Thomase, who is just 20, is planning to start filming a documentary following local farmers through the year from September 2020. He put out a call on Facebook recently for farmers who would like to take part and now has four confirmed.

Thomase’s interest in filming began quite accidentally in 2012 when he was diagnosed with chronic fatigue syndrome (ME).

He recalls: ’From being very active on the family farm I needed assistance to be able to go outside, and assistance to stand up.

’I would take my iPad out and film bits on the farm and then put it together to watch it in bed.’

A serious accident gave Thomase’s filming another purpose, as he explains: ’Then my grandfather, Roy Cleator, was paralysed from the neck down in a farming accident. He was taken to Southport spinal injuries centre.

’It became a thing, filming everything on the farm to send to him to keep him in touch with what was happening on the farm.’

Gradually the idea grew to film the whole of the Manx farming year: ’to capture what it means to be a farmer on the Isle of Man’.

It didn’t happen straightaway.

Thomase says: ’It took me a while to get together the energy and the courage to get the project going.

’But when I did I could never have expected this positive response from so many people.’

He has already arranged to show the completed film at the Mountain View centre where they have agreed to hold a series of screenings in March 2021.

Now he is also planning a documentary following the Manx SPCA in June, July and August this year.

He says: ’I’ve gone from making one farming-related film to doing documentaries for other people.’

In the meantime his health has improved.

I’m a lot better,’ he says. ’I still need to rest and take my time. This is a project and a business where I can work at my own pace and now my heath has got to the point where it’s workable.

’It’s very much just a managing illness, no one knows what triggers it, no one knows what it is really.’

His family farms at Ballamenagh, Sandygate, which is run by his uncle, Andrew Cleator.

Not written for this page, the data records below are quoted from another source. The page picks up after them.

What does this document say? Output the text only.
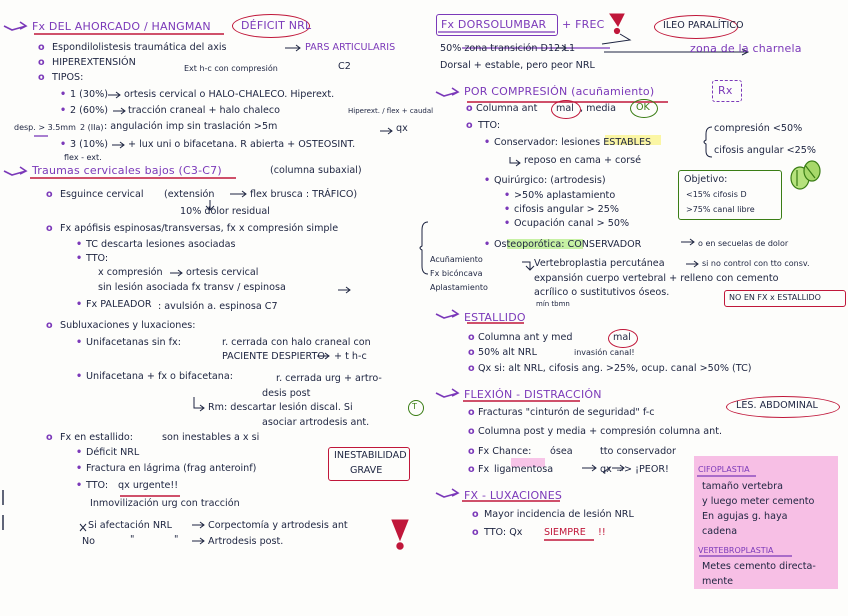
Fx DEL AHORCADO / HANGMAN	DÉFICIT NRL
o Espondilolistesis traumática del axis	PARS ARTICULARIS
o HIPEREXTENSIÓN
Ext h-c con compresión	C2
o TIPOS:
• 1 (30%) ortesis cervical o HALO-CHALECO. Hiperext.
• 2 (60%) tracción craneal + halo chaleco	Hiperext. / flex + caudal
desp. > 3.5mm 2 (IIa) : angulación imp sin traslación >5m	qx
• 3 (10%) + lux uni o bifacetana. R abierta + OSTEOSINT.
flex - ext.
Traumas cervicales bajos (C3-C7)	(columna subaxial)
o Esguince cervical (extensión	flex brusca : TRÁFICO)
10% dolor residual
o Fx apófisis espinosas/transversas, fx x compresión simple
• TC descarta lesiones asociadas
• TTO:
x compresión ortesis cervical
sin lesión asociada fx transv / espinosa
• Fx PALEADOR : avulsión a. espinosa C7
o Subluxaciones y luxaciones:
• Unifacetanas sin fx:	r. cerrada con halo craneal con
PACIENTE DESPIERTO. + t h-c
• Unifacetana + fx o bifacetana:	r. cerrada urg + artro-
desis post
Rm: descartar lesión discal. Si	T
asociar artrodesis ant.
o Fx en estallido:	son inestables a x si
• Déficit NRL
• Fractura en lágrima (frag anteroinf)
• TTO: qx urgente!!
INESTABILIDAD
GRAVE
Inmovilización urg con tracción
Si afectación NRL	Corpectomía y artrodesis ant
No	"	"	Artrodesis post.
Fx DORSOLUMBAR + FREC	ILEO PARALÍTICO
50% zona transición D12-L1	zona de la charnela
Dorsal + estable, pero peor NRL
POR COMPRESIÓN (acuñamiento)	Rx
o Columna ant mal , media OK
o TTO:
• Conservador: lesiones ESTABLES
compresión <50%
cifosis angular <25%
reposo en cama + corsé
• Quirúrgico: (artrodesis)
• >50% aplastamiento
• cifosis angular > 25%
• Ocupación canal > 50%
Objetivo:
<15% cifosis D
>75% canal libre
Acuñamiento
Fx bicóncava
Aplastamiento
• Osteoporótica: CONSERVADOR	o en secuelas de dolor
Vertebroplastia percutánea	si no control con tto consv.
expansión cuerpo vertebral + relleno con cemento
acrílico o sustitutivos óseos.
mín tbmn
NO EN FX x ESTALLIDO
ESTALLIDO
o Columna ant y med	mal
o 50% alt NRL	invasión canal!
o Qx si: alt NRL, cifosis ang. >25%, ocup. canal >50% (TC)
FLEXIÓN - DISTRACCIÓN
o Fracturas "cinturón de seguridad" f-c
LES. ABDOMINAL
o Columna post y media + compresión columna ant.
o Fx Chance: ósea	tto conservador
o Fx ligamentosa	qx => ¡PEOR!
FX - LUXACIONES
o Mayor incidencia de lesión NRL
o TTO: Qx SIEMPRE !!
CIFOPLASTIA
tamaño vertebra
y luego meter cemento
En agujas g. haya
cadena
VERTEBROPLASTIA
Metes cemento directa-
mente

Thomase helps there when he can but also has his own farm, Ballakeenan at Jurby West, where he keeps 60-70 breeding ewes, producing pedigree Dorsets.

So far, Thomase is also managing to hold his own with his health while looking after his sheep.

’It was a big thing for me that I didn’t want to ever give them up,’ he says and he goes on to explain that there is a very poignant reason why they are so important to him.

When his great uncle, Derek Cleator, who also kept pedigree Dorsets, was suffering from prostate cancer he knew of Thomase’s passion for the breed and gave him a cheque to set him up with his own flock, saying: ’Do it properly and do it for me.’

He sadly died just under a year ago.

As Thomase says of his life recently: ’It’s been quite a few trials and it’s definitely been life-changing.’